Corrosion behavior of 9Cr-ODS steel in stagnant liquid lithium and lead-lithium at 873 K

Corrosion experiments of 9Cr-ODS steel were carried out in static Li at 873 K for 250 h and compared with those of 9Cr-ODS in Pb-Li at the same exposure conditions. After exposure to liquid Li, 9Cr-ODS showed slight weight loss and decrease in hardness near surface. The tensile property exhibited a negligible change at 973 K and the creep property degraded at 973 K. By metallurgical analyses, 9Cr-ODS demonstrated a non-uniform corrosion behavior by preferential grain boundary attack and pronounced nodule-like morphology.
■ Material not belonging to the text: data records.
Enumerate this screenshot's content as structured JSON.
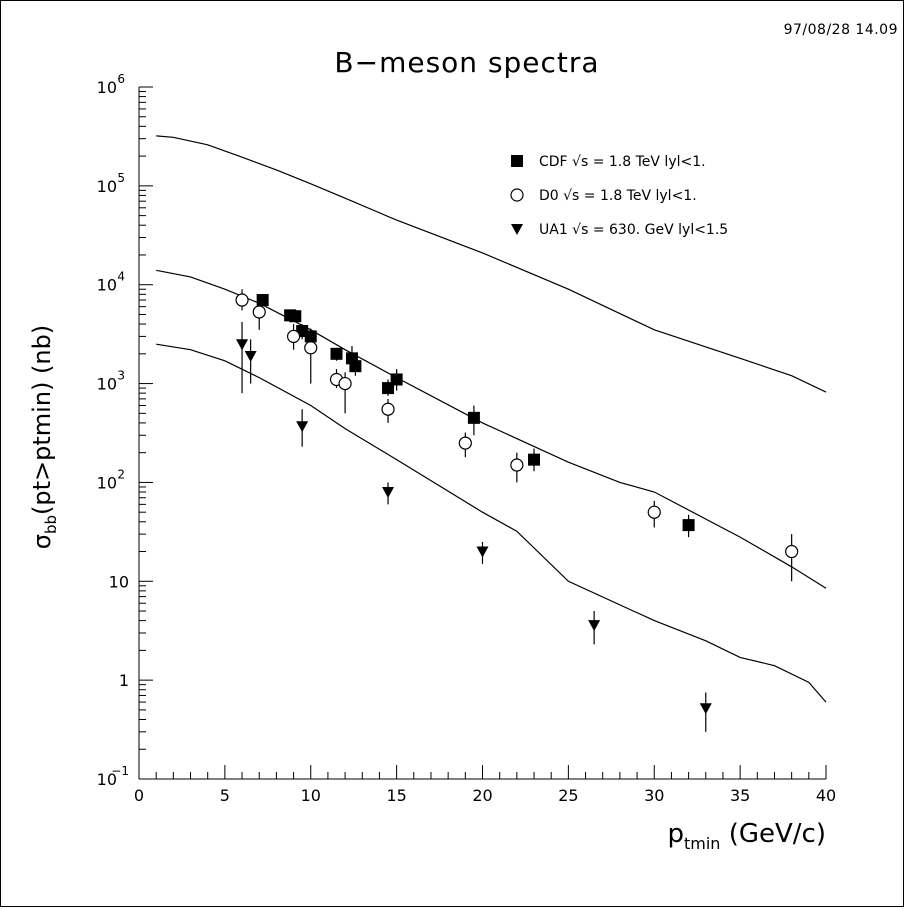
{
  "header": {
    "timestamp": "97/08/28  14.09"
  },
  "chart_data": {
    "type": "scatter",
    "title": "B−meson spectra",
    "ylabel_parts": {
      "sigma": "σ",
      "subscript": "bb",
      "rest": "(pt>ptmin) (nb)"
    },
    "xlabel_parts": {
      "main": "p",
      "subscript": "tmin",
      "rest": " (GeV/c)"
    },
    "xlim": [
      0,
      40
    ],
    "ylim": [
      0.1,
      1000000
    ],
    "yscale": "log",
    "x_ticks": [
      "0",
      "5",
      "10",
      "15",
      "20",
      "25",
      "30",
      "35",
      "40"
    ],
    "y_ticks": [
      {
        "v": 0.1,
        "base": "10",
        "exp": "−1"
      },
      {
        "v": 1,
        "base": "1",
        "exp": ""
      },
      {
        "v": 10,
        "base": "10",
        "exp": ""
      },
      {
        "v": 100,
        "base": "10",
        "exp": "2"
      },
      {
        "v": 1000,
        "base": "10",
        "exp": "3"
      },
      {
        "v": 10000,
        "base": "10",
        "exp": "4"
      },
      {
        "v": 100000,
        "base": "10",
        "exp": "5"
      },
      {
        "v": 1000000,
        "base": "10",
        "exp": "6"
      }
    ],
    "legend_position": "top-right",
    "series": [
      {
        "name": "CDF √s = 1.8 TeV lyl<1.",
        "marker": "filled-square",
        "points": [
          {
            "x": 7.2,
            "y": 7000,
            "lo": 6000,
            "hi": 8000
          },
          {
            "x": 8.8,
            "y": 4900,
            "lo": 4300,
            "hi": 5500
          },
          {
            "x": 9.1,
            "y": 4800,
            "lo": 4200,
            "hi": 5400
          },
          {
            "x": 9.5,
            "y": 3400,
            "lo": 2800,
            "hi": 4000
          },
          {
            "x": 10.0,
            "y": 3000,
            "lo": 2500,
            "hi": 3600
          },
          {
            "x": 11.5,
            "y": 2000,
            "lo": 1700,
            "hi": 2300
          },
          {
            "x": 12.4,
            "y": 1800,
            "lo": 1400,
            "hi": 2400
          },
          {
            "x": 12.6,
            "y": 1500,
            "lo": 1200,
            "hi": 1800
          },
          {
            "x": 14.5,
            "y": 900,
            "lo": 750,
            "hi": 1100
          },
          {
            "x": 15.0,
            "y": 1100,
            "lo": 850,
            "hi": 1400
          },
          {
            "x": 19.5,
            "y": 450,
            "lo": 300,
            "hi": 600
          },
          {
            "x": 23.0,
            "y": 170,
            "lo": 130,
            "hi": 220
          },
          {
            "x": 32.0,
            "y": 37,
            "lo": 28,
            "hi": 47
          }
        ]
      },
      {
        "name": "D0 √s = 1.8 TeV lyl<1.",
        "marker": "open-circle",
        "points": [
          {
            "x": 6.0,
            "y": 7000,
            "lo": 5500,
            "hi": 9000
          },
          {
            "x": 7.0,
            "y": 5300,
            "lo": 3500,
            "hi": 7000
          },
          {
            "x": 9.0,
            "y": 3000,
            "lo": 2200,
            "hi": 4000
          },
          {
            "x": 10.0,
            "y": 2300,
            "lo": 1000,
            "hi": 3000
          },
          {
            "x": 11.5,
            "y": 1100,
            "lo": 900,
            "hi": 1400
          },
          {
            "x": 12.0,
            "y": 1000,
            "lo": 500,
            "hi": 1300
          },
          {
            "x": 14.5,
            "y": 550,
            "lo": 400,
            "hi": 700
          },
          {
            "x": 19.0,
            "y": 250,
            "lo": 180,
            "hi": 320
          },
          {
            "x": 22.0,
            "y": 150,
            "lo": 100,
            "hi": 200
          },
          {
            "x": 30.0,
            "y": 50,
            "lo": 35,
            "hi": 65
          },
          {
            "x": 38.0,
            "y": 20,
            "lo": 10,
            "hi": 30
          }
        ]
      },
      {
        "name": "UA1 √s = 630. GeV lyl<1.5",
        "marker": "filled-triangle-down",
        "points": [
          {
            "x": 6.0,
            "y": 2500,
            "lo": 800,
            "hi": 4200
          },
          {
            "x": 6.5,
            "y": 1900,
            "lo": 1000,
            "hi": 2800
          },
          {
            "x": 9.5,
            "y": 370,
            "lo": 230,
            "hi": 550
          },
          {
            "x": 14.5,
            "y": 80,
            "lo": 60,
            "hi": 100
          },
          {
            "x": 20.0,
            "y": 20,
            "lo": 15,
            "hi": 25
          },
          {
            "x": 26.5,
            "y": 3.6,
            "lo": 2.3,
            "hi": 5
          },
          {
            "x": 33.0,
            "y": 0.52,
            "lo": 0.3,
            "hi": 0.75
          }
        ]
      }
    ],
    "curves": [
      {
        "points": [
          [
            1,
            320000
          ],
          [
            2,
            310000
          ],
          [
            4,
            260000
          ],
          [
            6,
            195000
          ],
          [
            8,
            145000
          ],
          [
            10,
            105000
          ],
          [
            12,
            75000
          ],
          [
            15,
            45000
          ],
          [
            20,
            21000
          ],
          [
            25,
            9000
          ],
          [
            30,
            3500
          ],
          [
            35,
            1800
          ],
          [
            38,
            1200
          ],
          [
            40,
            820
          ]
        ]
      },
      {
        "points": [
          [
            1,
            14000
          ],
          [
            3,
            12000
          ],
          [
            5,
            9000
          ],
          [
            7,
            6500
          ],
          [
            10,
            3500
          ],
          [
            12,
            2200
          ],
          [
            15,
            1150
          ],
          [
            20,
            400
          ],
          [
            25,
            160
          ],
          [
            28,
            100
          ],
          [
            30,
            80
          ],
          [
            35,
            28
          ],
          [
            38,
            14
          ],
          [
            40,
            8.5
          ]
        ]
      },
      {
        "points": [
          [
            1,
            2500
          ],
          [
            3,
            2200
          ],
          [
            5,
            1700
          ],
          [
            7,
            1150
          ],
          [
            10,
            600
          ],
          [
            12,
            350
          ],
          [
            15,
            170
          ],
          [
            20,
            50
          ],
          [
            22,
            32
          ],
          [
            25,
            10
          ],
          [
            30,
            4
          ],
          [
            33,
            2.5
          ],
          [
            35,
            1.7
          ],
          [
            37,
            1.4
          ],
          [
            39,
            0.95
          ],
          [
            40,
            0.6
          ]
        ]
      }
    ]
  }
}
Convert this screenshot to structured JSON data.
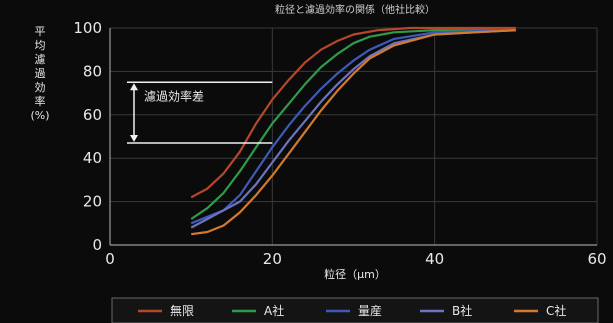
{
  "chart_data": {
    "type": "line",
    "title": "粒径と濾過効率の関係（他社比較）",
    "xlabel": "粒径（μm）",
    "ylabel_chars": [
      "平",
      "均",
      "濾",
      "過",
      "効",
      "率",
      "(%)"
    ],
    "xlim": [
      0,
      60
    ],
    "ylim": [
      0,
      100
    ],
    "x_ticks": [
      "0",
      "20",
      "40",
      "60"
    ],
    "y_ticks": [
      "0",
      "20",
      "40",
      "60",
      "80",
      "100"
    ],
    "grid": true,
    "legend_position": "bottom",
    "annotation": {
      "label": "濾過効率差",
      "x_value": 20,
      "y_top": 75,
      "y_bottom": 47
    },
    "series": [
      {
        "name": "無限",
        "color": "#b5472b",
        "points": [
          [
            10,
            22
          ],
          [
            12,
            26
          ],
          [
            14,
            33
          ],
          [
            16,
            43
          ],
          [
            18,
            56
          ],
          [
            20,
            67
          ],
          [
            22,
            76
          ],
          [
            24,
            84
          ],
          [
            26,
            90
          ],
          [
            28,
            94
          ],
          [
            30,
            97
          ],
          [
            33,
            99
          ],
          [
            37,
            100
          ],
          [
            50,
            100
          ]
        ]
      },
      {
        "name": "A社",
        "color": "#2f9a4a",
        "points": [
          [
            10,
            12
          ],
          [
            12,
            17
          ],
          [
            14,
            24
          ],
          [
            16,
            34
          ],
          [
            18,
            45
          ],
          [
            20,
            56
          ],
          [
            22,
            65
          ],
          [
            24,
            74
          ],
          [
            26,
            82
          ],
          [
            28,
            88
          ],
          [
            30,
            93
          ],
          [
            32,
            96
          ],
          [
            35,
            98
          ],
          [
            40,
            99
          ],
          [
            50,
            99
          ]
        ]
      },
      {
        "name": "量産",
        "color": "#3e5ab8",
        "points": [
          [
            10,
            10
          ],
          [
            12,
            13
          ],
          [
            14,
            16
          ],
          [
            16,
            23
          ],
          [
            18,
            34
          ],
          [
            20,
            45
          ],
          [
            22,
            55
          ],
          [
            24,
            64
          ],
          [
            26,
            72
          ],
          [
            28,
            79
          ],
          [
            30,
            85
          ],
          [
            32,
            90
          ],
          [
            35,
            95
          ],
          [
            40,
            98
          ],
          [
            50,
            99
          ]
        ]
      },
      {
        "name": "B社",
        "color": "#6a74bf",
        "points": [
          [
            10,
            8
          ],
          [
            12,
            12
          ],
          [
            14,
            16
          ],
          [
            16,
            20
          ],
          [
            18,
            28
          ],
          [
            20,
            38
          ],
          [
            22,
            48
          ],
          [
            24,
            57
          ],
          [
            26,
            66
          ],
          [
            28,
            74
          ],
          [
            30,
            81
          ],
          [
            32,
            87
          ],
          [
            35,
            93
          ],
          [
            40,
            97
          ],
          [
            45,
            98
          ],
          [
            50,
            99
          ]
        ]
      },
      {
        "name": "C社",
        "color": "#d27a2e",
        "points": [
          [
            10,
            5
          ],
          [
            12,
            6
          ],
          [
            14,
            9
          ],
          [
            16,
            15
          ],
          [
            18,
            23
          ],
          [
            20,
            32
          ],
          [
            22,
            42
          ],
          [
            24,
            52
          ],
          [
            26,
            62
          ],
          [
            28,
            71
          ],
          [
            30,
            79
          ],
          [
            32,
            86
          ],
          [
            35,
            92
          ],
          [
            40,
            97
          ],
          [
            45,
            98
          ],
          [
            50,
            99
          ]
        ]
      }
    ]
  }
}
The slight depletion of Cr was detected to about 15 μm in depth by chemical composition analyses. According to the calculation of free energy of formation, the nano-scale oxide particles of TiO₂ in 9Cr-ODS were thermodynamically less stable while Y₂O₃ were more stable compared with those of Li₂O in Li environment. However, Y₂O₃ may be reacted with Li to form YLiO₂. The mechanism of corrosion was proposed as the slight dissolution of Cr and Fe in matrix into liquid Li, chemical interaction of nano-scale oxide particles with Li, preferential grain boundary attack and penetration of Li, and finally development of extreme nodule-like structure during cleaning of Li. On the contrary, 9Cr-ODS showed much larger weight loss and depletion of Cr near surface but less marked corroded morphology in Pb-Li than in Li, which may be derived from higher solubility of Cr and Fe and lower activity of Li in Pb-Li than in Li.